The goal of polling any sample is to get enough people to gather a representative group, without going overboard and designing polls that would take months to perform. The problem — and this is where one can get into trouble with polls and other studies using small samples to evaluate a large population — is in the process of sampling itself. For instance, in “nationwide” polls like one that could get the datum described above, polls are often conducted by phone, with pollsters “randomly” selecting people to poll and collecting the results.

But what does “random” mean? Presumably, these pollsters have a method akin to pulling a name out of a hat filled with every name in the phone book. There are a few problems with this assumption of “randomness.”  The first is that not everyone is in the phone book. The second, and more significant problem with this methodology, is that it takes a very specific kind of person to a) actually answer the phone when someone calls from a number they don’t know and b) actually stay on the line when the person on the other end announces they just need “a few minutes.” By choosing to interview people by phone, the pollsters have actually thrown random out the window and left a large portion of America out of their study entirely.

Now, Im not saying that every national poll is worthless. Far from it. In fact, polls can be very informative as to trends in public opinion because you can accurately compare the results of the same poll over time. But it should never be assumed, not even for one moment, that if the poll says 57% of Americans do whatever, that 57% of Americans in real life actually do that (even including the stated error range).

Sampling is a big issue in any area of scientific inquiry. The assumptions that underlie any statistical analysis are very specific as to the requirements for sampling. Outside of the physics laboratory, these assumptions are almost never met. However, through careful design and data acquisition, one can make a reasonable stab at satisfying their requirements.

One good example of this is the Case-Shiller home price index, or CSHPI. As described previously by Andrew Jeffery, the index uses paired-sale comparisons to evaluate current trends in housing markets.
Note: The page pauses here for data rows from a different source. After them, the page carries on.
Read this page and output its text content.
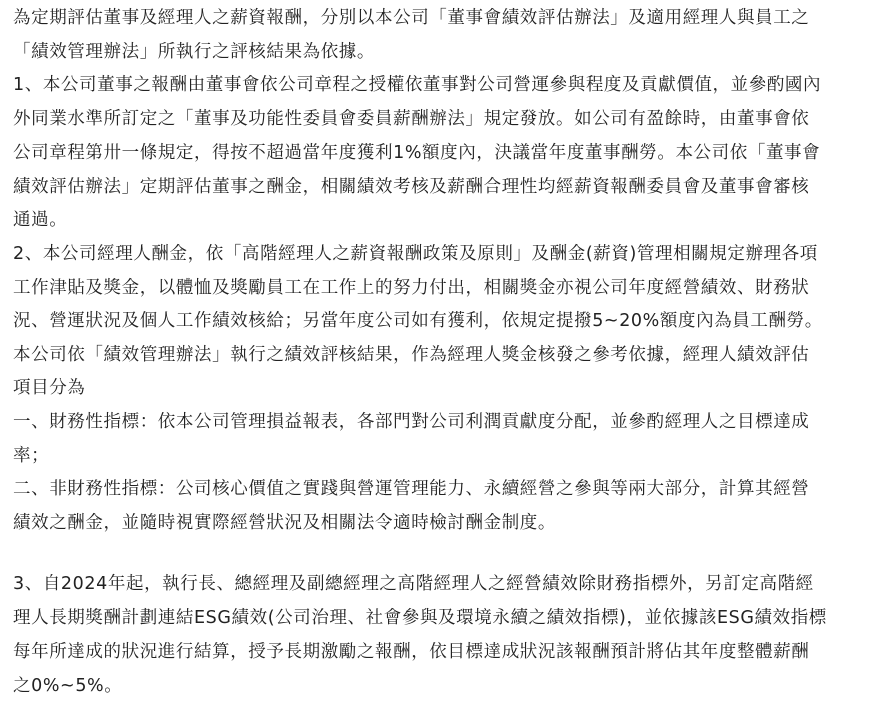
為定期評估董事及經理人之薪資報酬，分別以本公司「董事會績效評估辦法」及適用經理人與員工之
「績效管理辦法」所執行之評核結果為依據。
1、本公司董事之報酬由董事會依公司章程之授權依董事對公司營運參與程度及貢獻價值，並參酌國內
外同業水準所訂定之「董事及功能性委員會委員薪酬辦法」規定發放。如公司有盈餘時，由董事會依
公司章程第卅一條規定，得按不超過當年度獲利1%額度內，決議當年度董事酬勞。本公司依「董事會
績效評估辦法」定期評估董事之酬金，相關績效考核及薪酬合理性均經薪資報酬委員會及董事會審核
通過。
2、本公司經理人酬金，依「高階經理人之薪資報酬政策及原則」及酬金(薪資)管理相關規定辦理各項
工作津貼及獎金，以體恤及獎勵員工在工作上的努力付出，相關獎金亦視公司年度經營績效、財務狀
況、營運狀況及個人工作績效核給；另當年度公司如有獲利，依規定提撥5~20%額度內為員工酬勞。
本公司依「績效管理辦法」執行之績效評核結果，作為經理人獎金核發之參考依據，經理人績效評估
項目分為
一、財務性指標：依本公司管理損益報表，各部門對公司利潤貢獻度分配，並參酌經理人之目標達成
率；
二、非財務性指標：公司核心價值之實踐與營運管理能力、永續經營之參與等兩大部分，計算其經營
績效之酬金，並隨時視實際經營狀況及相關法令適時檢討酬金制度。
3、自2024年起，執行長、總經理及副總經理之高階經理人之經營績效除財務指標外，另訂定高階經
理人長期獎酬計劃連結ESG績效(公司治理、社會參與及環境永續之績效指標)，並依據該ESG績效指標
每年所達成的狀況進行結算，授予長期激勵之報酬，依目標達成狀況該報酬預計將佔其年度整體薪酬
之0%~5%。
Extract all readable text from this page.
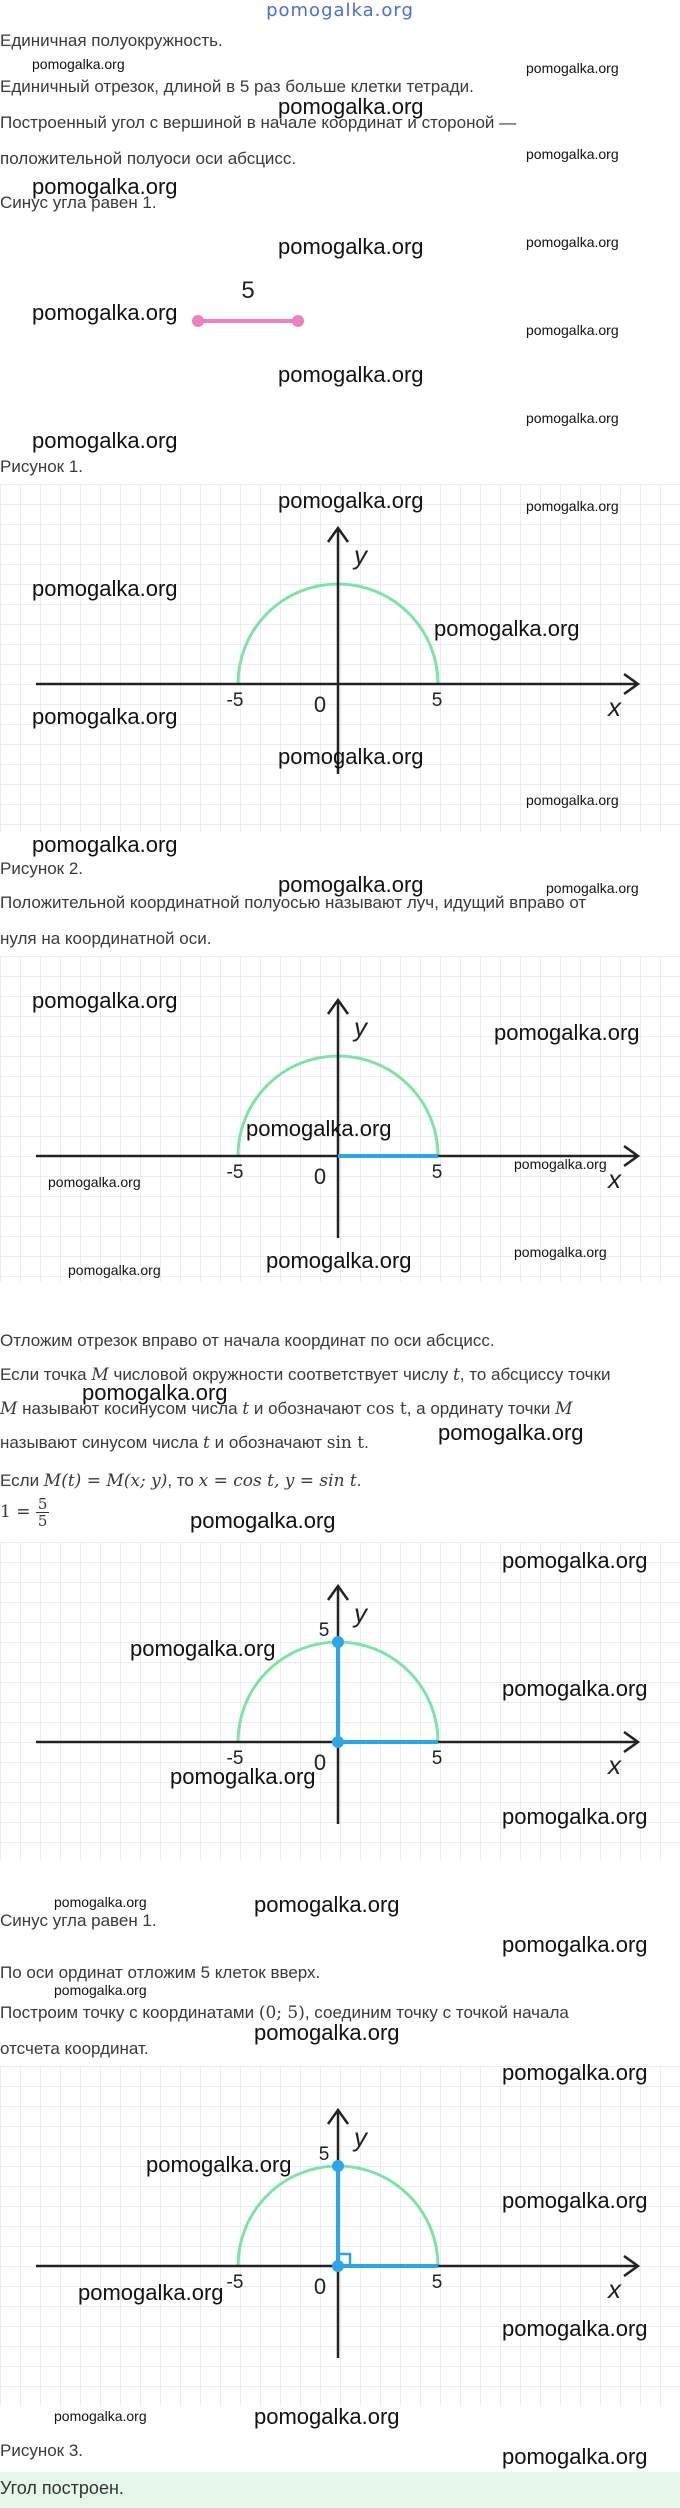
pomogalka.org
Единичная полуокружность.
Единичный отрезок, длиной в 5 раз больше клетки тетради.
Построенный угол с вершиной в начале координат и стороной —
положительной полуоси оси абсцисс.
Синус угла равен 1.
5
Рисунок 1.
y
x
-5	0	5
Рисунок 2.
Положительной координатной полуосью называют луч, идущий вправо от
нуля на координатной оси.
y
x
-5	0	5
Отложим отрезок вправо от начала координат по оси абсцисс.
Если точка M числовой окружности соответствует числу t, то абсциссу точки
M называют косинусом числа t и обозначают cos t, а ординату точки M
называют синусом числа t и обозначают sin t.
Если M(t) = M(x; y), то x = cos t, y = sin t.
$1 = \frac{5}{5}$
y
x
5
-5	0	5
Синус угла равен 1.
По оси ординат отложим 5 клеток вверх.
Построим точку с координатами (0; 5), соединим точку с точкой начала
отсчета координат.
y
x
5
-5	0	5
Рисунок 3.
Угол построен.
pomogalka.org	pomogalka.org
pomogalka.org
pomogalka.org
pomogalka.org
pomogalka.org	pomogalka.org
pomogalka.org
pomogalka.org
pomogalka.org
pomogalka.org
pomogalka.org
pomogalka.org	pomogalka.org
pomogalka.org
pomogalka.org
pomogalka.org
pomogalka.org
pomogalka.org
pomogalka.org
pomogalka.org	pomogalka.org
pomogalka.org
pomogalka.org
pomogalka.org
pomogalka.org
pomogalka.org
pomogalka.org	pomogalka.org
pomogalka.org
pomogalka.org
pomogalka.org
pomogalka.org
pomogalka.org
pomogalka.org
pomogalka.org
pomogalka.org
pomogalka.org
pomogalka.org	pomogalka.org
pomogalka.org
pomogalka.org
pomogalka.org
pomogalka.org
pomogalka.org
pomogalka.org
pomogalka.org
pomogalka.org
pomogalka.org	pomogalka.org
pomogalka.org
Their methodology is opaquely complex but freely available for the world to see.

Some argue against the method, saying that by only sampling homes that have repeat sales within a given time period, you leave out a huge chunk of homes whose sales could give you insight into home values in its area. This is true, and the CSHPI is far from perfect as a result, but there is simply no way one can achieve perfection in an undertaking like modeling home prices.

The important thing to keep in mind is that with the CSHPI, you know what exactly what you are getting — and what you’re not.

Is the index a perfect indicator for what is going on in Brentwood, CA or Mesa, AZ? Absolutely not, and anyone who tells you otherwise is selling you something you don’t want to buy. But it is a painstakingly accurate and admirably well-designed method for tracking trends on a large scale level. That it leaves a large chunk of the market out of its samples is an inevitable aspect of proper experimental design.

Only by controlling as many variables as possible (in this case, by only comparing one house to itself rather than every other house that has sold within a given time frame) can one hope to do any meaningful analysis of a market as complex as residential real estate.

Because of the way it is constructed, the index itself is really only valuable as a tracker of large scale trends. If the index goes down by 10%, you can’t reasonably say that any given property has declined by 10% or even use it to reliably estimate the price change of a specific property. But if the index has shown a 25% drop from its peak (as it has), you can reliably infer that things are not going well in US housing. By tracking the rate of that decline or the difference in trends between the individual indices of one metro area versus another (there are indices available for 20 metropolitan areas), one can gain valuable and reliable insight about the performance of those markets and make inferences about future trends.

In conclusion, sampling is one of the most important but least appreciated aspects of modern data analysis. In order to correctly interpret any given data, it is absolutely essential to know how that data was sampled and how that sample fits into the area of study. Be wary of data where the data collection and analysis methodology are not freely available. And understand that where samples are involved, usually the most valuable way to use that data is to monitor changes over time rather than making inferences about how any given time period’s data relates to whatever phenomenon you are interested in.

This is especially true when it comes to home values, where there is absolutely no single data model that can tell you how much your house is worth or how much to pay for that new house you’ve got your eye on. However, there is enough data currently available that with careful scrutiny (and the help of trained professionals like the friendly folks at Cirios Real Estate) you can confidently make those assessments.